"DEAR MISS MAURICE"—(it ran)—"At last I am allowed to write and say—Come. Not this afternoon, because he had quite a long outing this morning in that blessed spell of sunshine; and he is sound asleep after it, has been for an hour and more; or of course he would send a line with this himself. Come to dinner. Half-past seven. Then you can have a long evening together without keeping him up too late. For Theo is still high-handed with him about sleep and rest. But really he has made astonishing progress since we got him over here. Dr O'Malley is quite comically elated over his recuperative power. Says he has seldom seen such a rapid and vigorous convalescence after concussion; and takes more than half the credit to himself; but I am convinced that it is you who are mainly responsible for it. He says little enough, even to Theo. Yet one can see how impatient he is to be well again, because of you; and that's half the battle. Though perhaps my prosaic zeal for concentrated food of all kinds deserves to be taken into account! Theo, who is reading every word of this over my shoulder—in spite of my insistence on the privacy of all correspondence!—wishes to point out that his own genius for nursing is really at the bottom of it. (N.B.—This is simply because he wants you to be extra charming to him to-night!) But apart from all my nonsense, the point remains that among us all we have done great things in less than three weeks. Come and see for yourself, and we can squabble over our laurels at leisure!
"Theo sends sympathy and salaams, and I think you know that I am very really 'yours,'
"HONOR M. DESMOND."
Quita smiled as she folded up the note, though her lashes were wet with more than mist. Tears came too readily to her eyes just now, a fact that engendered occasional bickerings between herself and Michael.
"And to think that I was blind enough to hate that dear woman," she thought. "I, who pride myself on my intuition!"
Then she scribbled a hasty note of acceptance, despatched the jhampanni, and remained standing absently by the verandah rail, looking out into nothingness; trying to grasp the fact that the longest, hardest three weeks of her life were over; that in less than four hours' time she would once more set eyes on the man who was, to all intents and purposes, her newly accepted lover; would verify in the flesh the remembrance of that wonderful night and morning.
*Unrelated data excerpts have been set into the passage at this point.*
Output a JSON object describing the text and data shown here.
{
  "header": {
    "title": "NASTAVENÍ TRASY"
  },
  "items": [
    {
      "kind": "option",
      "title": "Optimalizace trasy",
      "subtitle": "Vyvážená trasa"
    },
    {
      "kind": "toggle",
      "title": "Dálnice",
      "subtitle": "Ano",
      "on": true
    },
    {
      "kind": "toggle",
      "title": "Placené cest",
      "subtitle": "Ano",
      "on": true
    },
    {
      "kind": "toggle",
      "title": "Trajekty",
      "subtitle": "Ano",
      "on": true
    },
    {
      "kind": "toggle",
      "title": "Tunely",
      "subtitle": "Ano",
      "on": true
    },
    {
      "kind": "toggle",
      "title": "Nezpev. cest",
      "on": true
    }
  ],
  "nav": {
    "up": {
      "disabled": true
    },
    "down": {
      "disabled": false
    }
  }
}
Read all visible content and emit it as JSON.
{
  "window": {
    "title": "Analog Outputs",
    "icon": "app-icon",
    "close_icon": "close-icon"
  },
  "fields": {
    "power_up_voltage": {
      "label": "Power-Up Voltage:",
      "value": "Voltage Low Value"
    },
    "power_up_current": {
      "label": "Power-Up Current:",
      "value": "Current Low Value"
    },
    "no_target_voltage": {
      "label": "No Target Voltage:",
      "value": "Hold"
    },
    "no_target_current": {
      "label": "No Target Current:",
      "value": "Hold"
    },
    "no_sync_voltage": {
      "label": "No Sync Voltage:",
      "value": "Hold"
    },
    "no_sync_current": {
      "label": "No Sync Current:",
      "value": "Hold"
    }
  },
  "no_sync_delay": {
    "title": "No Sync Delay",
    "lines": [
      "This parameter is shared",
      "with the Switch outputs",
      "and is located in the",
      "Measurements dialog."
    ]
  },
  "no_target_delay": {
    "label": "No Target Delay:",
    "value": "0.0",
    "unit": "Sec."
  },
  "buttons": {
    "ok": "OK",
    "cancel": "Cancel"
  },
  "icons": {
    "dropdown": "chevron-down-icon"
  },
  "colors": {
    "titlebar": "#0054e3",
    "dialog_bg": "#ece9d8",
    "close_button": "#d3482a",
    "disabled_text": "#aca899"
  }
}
The thought so unsteadied her, that she clenched her hands, and jerked herself together. Having more of Diana than of Venus in her composition, the intensity of her love—since avowal had levelled all barriers—was a constant surprise to her; and now she was even a little ashamed of her natural longing for the touch of hands and lips, that she had at times been disposed to scorn. None the less, she hoped, unblushingly, that she would be allowed to have him to herself for an hour, or so; hoped also—nay, confidently expected—that she would end in overruling this stern purpose of his, that irritated her, even while it compelled her admiration.
To her, as to all eager natures, the appeal of the present was all-powerful, the more so when that present offered her with both hands the best that life has to give. To sacrifice it on the altar of a problematical future seemed sheer folly; magnificent folly, perhaps, but, in the circumstances her quickened heart leaned towards a less magnificent wisdom. She detected in this unmanageable husband of hers a strain of unpretentious heroism, which delighted her in the abstract. But when the heroic puts on flesh and blood, and shoulders itself into our narrow lives, it is apt to appear a little too big for the stage; and Quita had an artist's eye for proportion, whether in pictures or in the human comedy.
Moreover, a mingling of French and Irish blood rarely results in an irksome development of the conscience, or of that moral bugbear, a sense of responsibility; and deep down, Quita knew herself to be more like her brother in both respects than she quite cared to acknowledge. For all her husband's conscientious suggestion that marriage was a "complicated affair," she persisted in regarding it simply as the crown and completion of their great love, a happiness to which they were entitled by every law human and divine. The generations still to be had not yet laid their arresting hand upon her. In her esteem, such shadowy probabilities had neither right nor power to stem the new imperious forces at work within her.
It remains to add that Eldred's avowal had not shocked or repelled her as much as he had feared. For, among Michael's promiscuous intimates in Paris, Vienna, Rome, she had seen and heard more than Lenox was likely to guess of that enslavement to drugs and absinthe to which the artist's temperament seems peculiarly prone; though she was far from realising in detail the full horror and degradation involved. She merely felt certain that—heredity or no—Eldred was, by the nature of him, incapable of travelling far down that awful road; that with her at his side to hearten and help him, he could not fail to free himself from "the accursed chain."